Amazon SageMaker Model Cards

  • document machine learning models
  • capture detailed information about each model, including its background, intended use cases, performance metrics, and business context

Amazon SageMaker Model Registry

  • primarily used for model versioning and deployment management
  • focuses more on model governance and deployment aspects than documentation

Amazon SageMaker Model Dashboard

  • a tool primarily used for visualizing and monitoring the performance of machine learning models deployed on SageMaker endpoints.

Amazon SageMaker Inference Recommender

  • helps determine the optimal instance type and configuration for deploying a machine learning model based on performance requirements and cost considerations
  • How it works:
    • Register your model to the model registry
    • Benchmark different endpoint configurations
    • Collect & visualize metrics to decide on instance types
    • Existing models from zoos may have benchmarks already
  • Instance Recommendations
    • Runs load tests on recommended instance types
    • Takes about 45 minutes
  • Endpoint Recommendations
    • Custom load test
    • You specify instances, traffic patterns, latency requirements,
      throughput requirements
    • Takes about 2 hours

Amazon SageMaker Automatic Scaling

  • automatically adjusts the number of instances provisioned for a SageMaker endpoint based on the incoming traffic
  • set up a scaling policy to define target metrics, min/max capacity, cooldown periods
  • Works with CloudWatch
  • Also it’s possible to scheduled actions to perform scaling activities at specific times.
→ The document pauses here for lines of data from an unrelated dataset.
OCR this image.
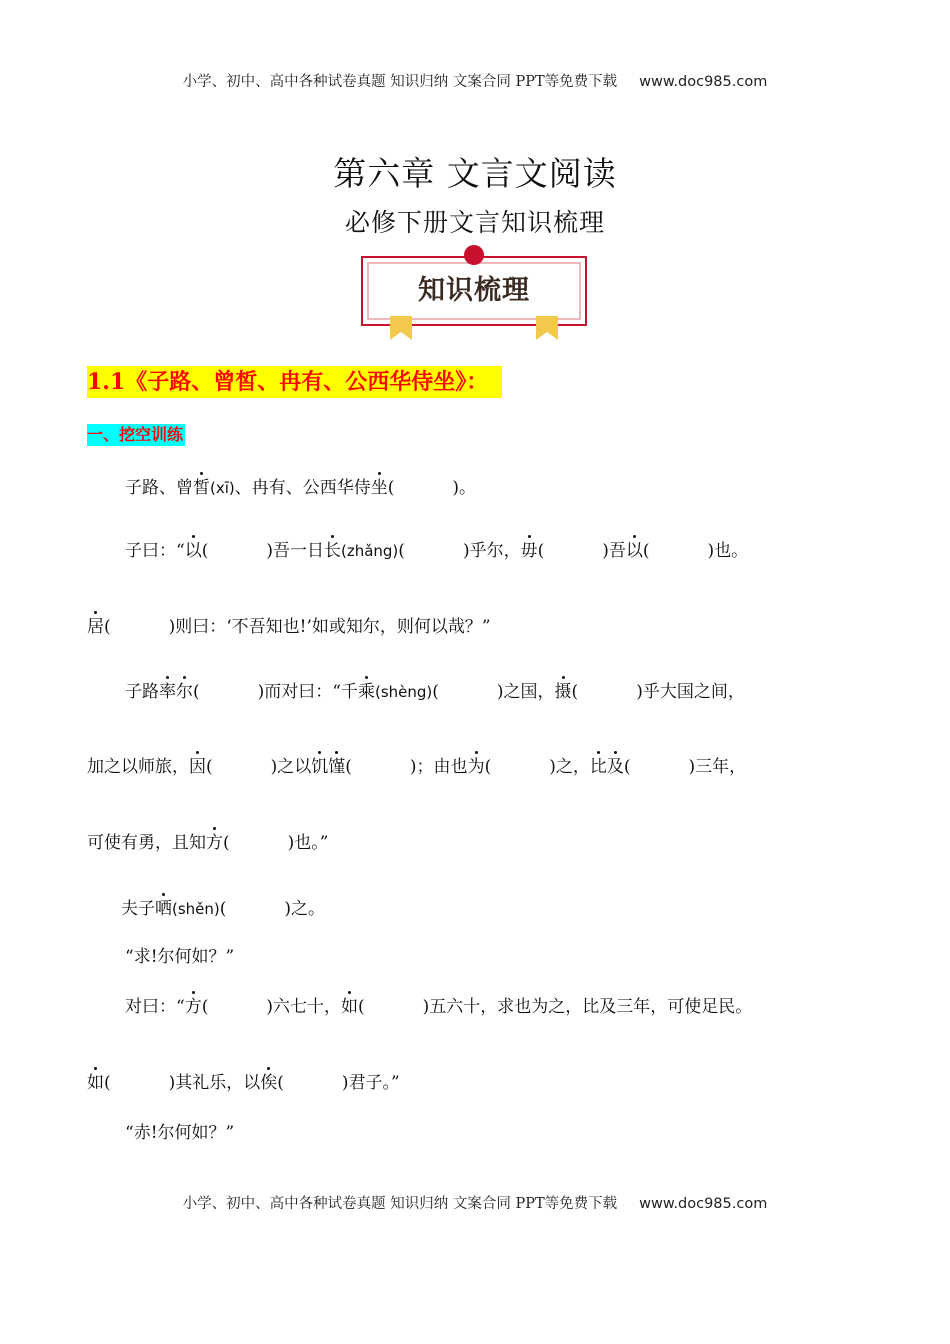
小学、初中、高中各种试卷真题 知识归纳 文案合同 PPT等免费下载 www.doc985.com
第六章 文言文阅读
必修下册文言知识梳理
知识梳理
1.1《子路、曾皙、冉有、公西华侍坐》：
一、挖空训练
子路、曾皙(xī)、冉有、公西华侍坐(	)。
子曰：“以(	)吾一日长(zhǎng)(	)乎尔，毋(	)吾以(	)也。
居(	)则曰：‘不吾知也!’如或知尔，则何以哉？”
子路率尔(	)而对曰：“千乘(shèng)(	)之国，摄(	)乎大国之间，
加之以师旅，因(	)之以饥馑(	)；由也为(	)之，比及(	)三年，
可使有勇，且知方(	)也。”
夫子哂(shěn)(	)之。
“求!尔何如？”
对曰：“方(	)六七十，如(	)五六十，求也为之，比及三年，可使足民。
如(	)其礼乐，以俟(	)君子。”
“赤!尔何如？”
小学、初中、高中各种试卷真题 知识归纳 文案合同 PPT等免费下载 www.doc985.com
These actions can be set to scale either once or on a recurring schedule

Amazon SageMaker Multi-Model Endpoints 

  • deploy multiple models behind a single endpoint.
  • multiple models that need to be served simultaneously
    • Utilize the same set of resources and a shared serving container, which helps reduce hosting costs and deployment overhead. Amazon SageMaker manages the loading of models in memory and scales them based on the traffic patterns to your endpoint.
  • or perform A/B testing between different models.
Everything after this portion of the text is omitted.